Seems to me one of the problems with the human race is that we constantly look for "strong" leaders whom we can slavishly follow wherever they may lead, instead of looking to lead ourselves.
It's a reminder that we are base animals, still struggling to cope with a pack mentality that requires existence to revolve around a "survival of the fittest" societal structure - one that rewards competition rather than co-operation.
Doubtless, this reflects a subconscious desire to absolve ourselves from responsibility, and even implies suppression of independent thought - the very thing we hold up as distinguishing us from the rest of the inhabitants of the Earth.
Which is probably why advertising and propaganda so readily twist and divert our reason: we want our choices made for us, without having to do the hard work of examining whether a thing is actually fit for purpose.
But the human world is what it is, and we must live within that context and its consequences. True, co-operation is a hallmark of mankind's progression, arising out of our ancestral tribal nature; the modern world would not exist without people being able to join together to create and invent and dream a collective dream.
But is it the primary driver? Not yet, no. Competition remains the number one developmental force, a force as old as evolution.
Today, perhaps more than ever given the burgeoning population, that manifests in the belief that you stab who you must on the way up in order to get to the top; if you happen to meet them on the way down, it's because you didn't stab hard enough. Globally, we do this through our "extended tribes" - nations and, increasingly, corporations. Which helps explain why citizens seek to throw up strongmen (and occasionally strongwomen) to lead those nations and corporates; leaders who can wield the biggest knife, or the widest shield, or preferably both, to ward off or take over the "enemy".

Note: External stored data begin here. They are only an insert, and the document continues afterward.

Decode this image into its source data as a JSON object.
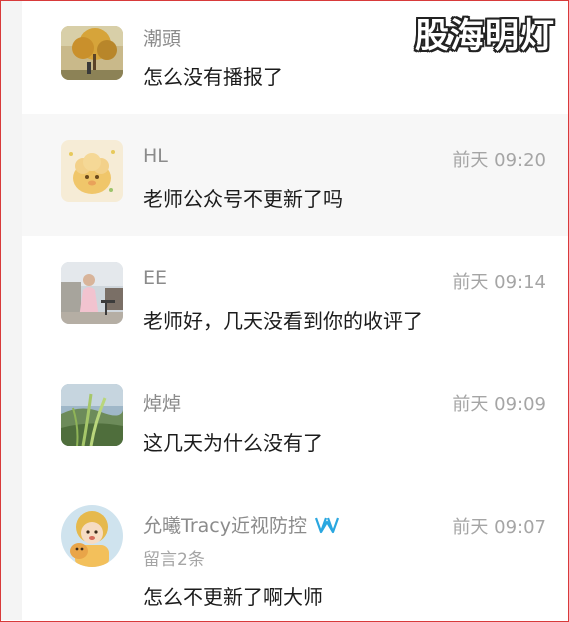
{
  "watermark": "股海明灯",
  "comments": [
    {
      "name": "潮頭",
      "time": "",
      "text": "怎么没有播报了",
      "avatar": "avatar-tree-photo"
    },
    {
      "name": "HL",
      "time": "前天 09:20",
      "text": "老师公众号不更新了吗",
      "avatar": "avatar-cartoon-sheep"
    },
    {
      "name": "EE",
      "time": "前天 09:14",
      "text": "老师好，几天没看到你的收评了",
      "avatar": "avatar-woman-photo"
    },
    {
      "name": "焯焯",
      "time": "前天 09:09",
      "text": "这几天为什么没有了",
      "avatar": "avatar-grass-photo"
    },
    {
      "name": "允曦Tracy近视防控",
      "time": "前天 09:07",
      "sub": "留言2条",
      "text": "怎么不更新了啊大师",
      "avatar": "avatar-cartoon-girl",
      "verified": "verified-icon"
    }
  ]
}
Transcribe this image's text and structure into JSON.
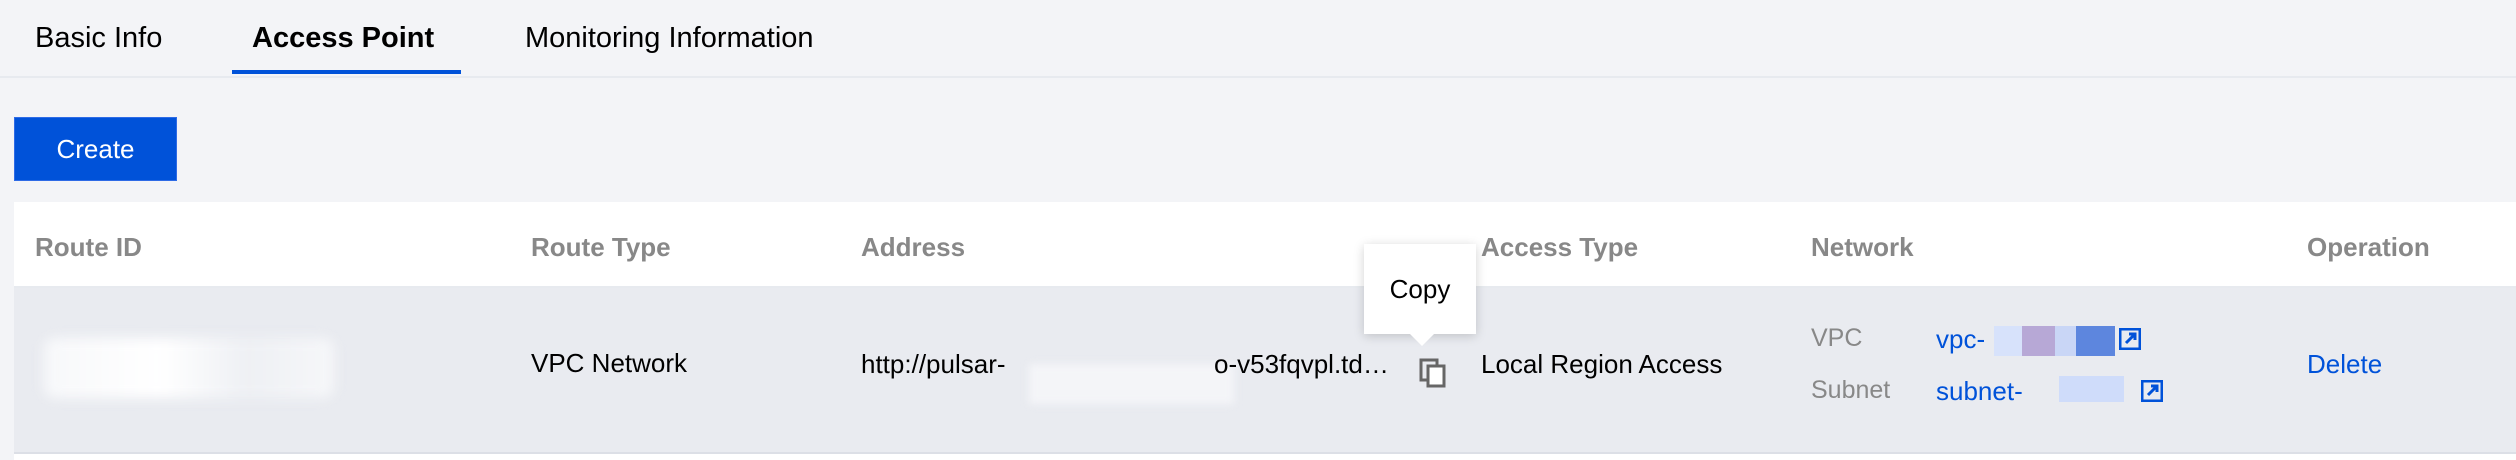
{
  "tabs": [
    {
      "label": "Basic Info"
    },
    {
      "label": "Access Point"
    },
    {
      "label": "Monitoring Information"
    }
  ],
  "active_tab": "Access Point",
  "create_button": {
    "label": "Create"
  },
  "table": {
    "columns": [
      "Route ID",
      "Route Type",
      "Address",
      "Access Type",
      "Network",
      "Operation"
    ],
    "rows": [
      {
        "route_type": "VPC Network",
        "address_start": "http://pulsar-",
        "address_end": "o-v53fqvpl.td…",
        "access_type": "Local Region Access",
        "network": {
          "vpc_label": "VPC",
          "vpc_value": "vpc-",
          "subnet_label": "Subnet",
          "subnet_value": "subnet-"
        },
        "operation": "Delete"
      }
    ]
  },
  "tooltip": {
    "text": "Copy"
  },
  "colors": {
    "accent": "#0052d9",
    "header_text": "#888888",
    "row_bg": "#e9ebf0"
  }
}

Measuring a leader's effectiveness is both complex and relative. As difficult as the job may be, arguably it's easier to be President of the USA than of, say, Venezuela - simply because of the disparity in size and strength.
Which makes a man like Hugo Chavez stand out. Because regardless of what you might think of him, he was a person unafraid to stand up for his people and confront the bigger countries without compromise or mincing words.
My favourite "Chavezism": "If the climate were a bank, the US would already have saved it". Now, it may seem odd to begin by disparaging our sheep-like faith in strongmen and then turn to praising one, but the exception proves the rule; sometimes you get more for your troubles than you'd otherwise lose.
And in the topsy-turvy extremist mix of South American politics, Chavez proved to be one who gave back more than he took in getting to the top - certainly as far as his citizens were concerned.
Nationalising foreign-owned business (especially oil) and using the profits to fund improved social welfare, health and land-use regimes made him immensely popular, as it well should; and given socialism is at heart about co-operation over competition then a leader willing to walk that path is a step in the right direction.
The US and other Western powers have been quick to flag "encouraging democracy" post-Chavez - meaning, remaking Venezuela to their liking - but I hope they will be surprised; I suspect Chavez has instilled a new sense of certainty and purpose in the country, and that most Venezuelans will look to continue rather than abort that legacy.
Which is the point: if we must cling to nationalistic tribal models, we should at least attempt to realise our own aspirations rather than meekly following along under whatever strictures some larger tribe proscribes. And if we must have leaders, their strength should be measured in how well they allow us as citizens to enable those aspirations - and share in the result, to the benefit of all.
That's the right of it.
Bruce Bisset is a freelance writer and poet.